In response to Boston University Students for Justice in Palestine’s annual “Israel Apartheid Week,” Students for Israel are hosting “Israel Peace Week” consisting various events meant to counter Israel’s perpetually diminishing international reputation. I am simultaneously troubled and amused by the first event of the week, “Water for Peace,” in which Tami Shor of the Israel Water Authority will erroneously attempt to link Israel’s total control of water resources in the occupied territories to a peaceful resolution. In an attempt to whitewash Israel’s image, Students for Israel completely ignores the legitimacy of international law, human rights organizations and facts on the ground. To put it frankly, their attempt to reconcile Israel, water and peace is simply laughable.
Israel’s dominance over the water supply in the occupied territories is well documented by various international organizations. According to Amnesty International, Israel’s diversion of the Jordan River for its own consumption has left nearly 200,000 Palestinians without running water and other Palestinians with the harsh imposition of rationing and water outages.
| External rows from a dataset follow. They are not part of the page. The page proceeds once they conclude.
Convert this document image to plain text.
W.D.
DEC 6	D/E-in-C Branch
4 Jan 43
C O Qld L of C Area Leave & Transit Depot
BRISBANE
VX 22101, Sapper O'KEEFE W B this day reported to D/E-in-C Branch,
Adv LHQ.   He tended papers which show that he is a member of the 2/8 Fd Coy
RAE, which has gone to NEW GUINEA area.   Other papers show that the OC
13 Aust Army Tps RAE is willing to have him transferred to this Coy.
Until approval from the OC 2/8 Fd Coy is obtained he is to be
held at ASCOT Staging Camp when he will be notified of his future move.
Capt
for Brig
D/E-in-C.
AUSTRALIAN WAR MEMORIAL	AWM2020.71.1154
In an October 2010 article for the Middle East Children’s Alliance, Norah Barrows-Freidman explains that while “Jewish Israelis enjoy . . . neighborhood swimming pools, unfettered access to clean drinking water, state-of-the-art sewage treatment,” Palestinians “brace and prepare each time the weather heats up and the antiquated wells dry up.” In Gaza, the situation is far worse as the result of an intense siege with almost 95 percent of the coastal aquifer being contaminated by water born diseases and access to West Bank water transfers completely prohibited. In addition, the systematic targeting of water treatment facilities during the Gaza Massacre, as described by the 2009 Goldstone Report, has left Gazians without any viable water treatment system.
Meanwhile, illegal Israeli settlers use far more water than the Palestinian population. According to Amnesty International, Israel’s citizens use four times as much as the average Palestinian or 300 liters per day per person, while some Palestinians subsist on less than 20 liters. The Apartheid Wall (Israeli West Bank barrier) further diminishes Palestinians’ access to the Jordan River and Mountain Aquifer in violation of international conventions, according to Human Rights Watch. Additionally, large quantities of garbage and chemicals have been illegally dumped in the West Bank, further contaminating some of the few underground aquifers not stolen by Israel.
It strikes me that anyone reading anything posted by Amnesty International, Human Rights Watch or a number of other human rights organizations would come to the same conclusion that I have: Israel’s theft of water and destruction of Palestinian capacity for water sufficiency are a continual source of instability in the region. These actions are an affront to human rights, representative of the growing apartheid regime and are far from “peaceful,” as Students for Israel has claimed. I encourage fellow students to question the symbolic use of water in Students for Israel’s campaign before picking up a water bottle in the GSU today and to examine for themselves the true nature of “Israel Peace Week.”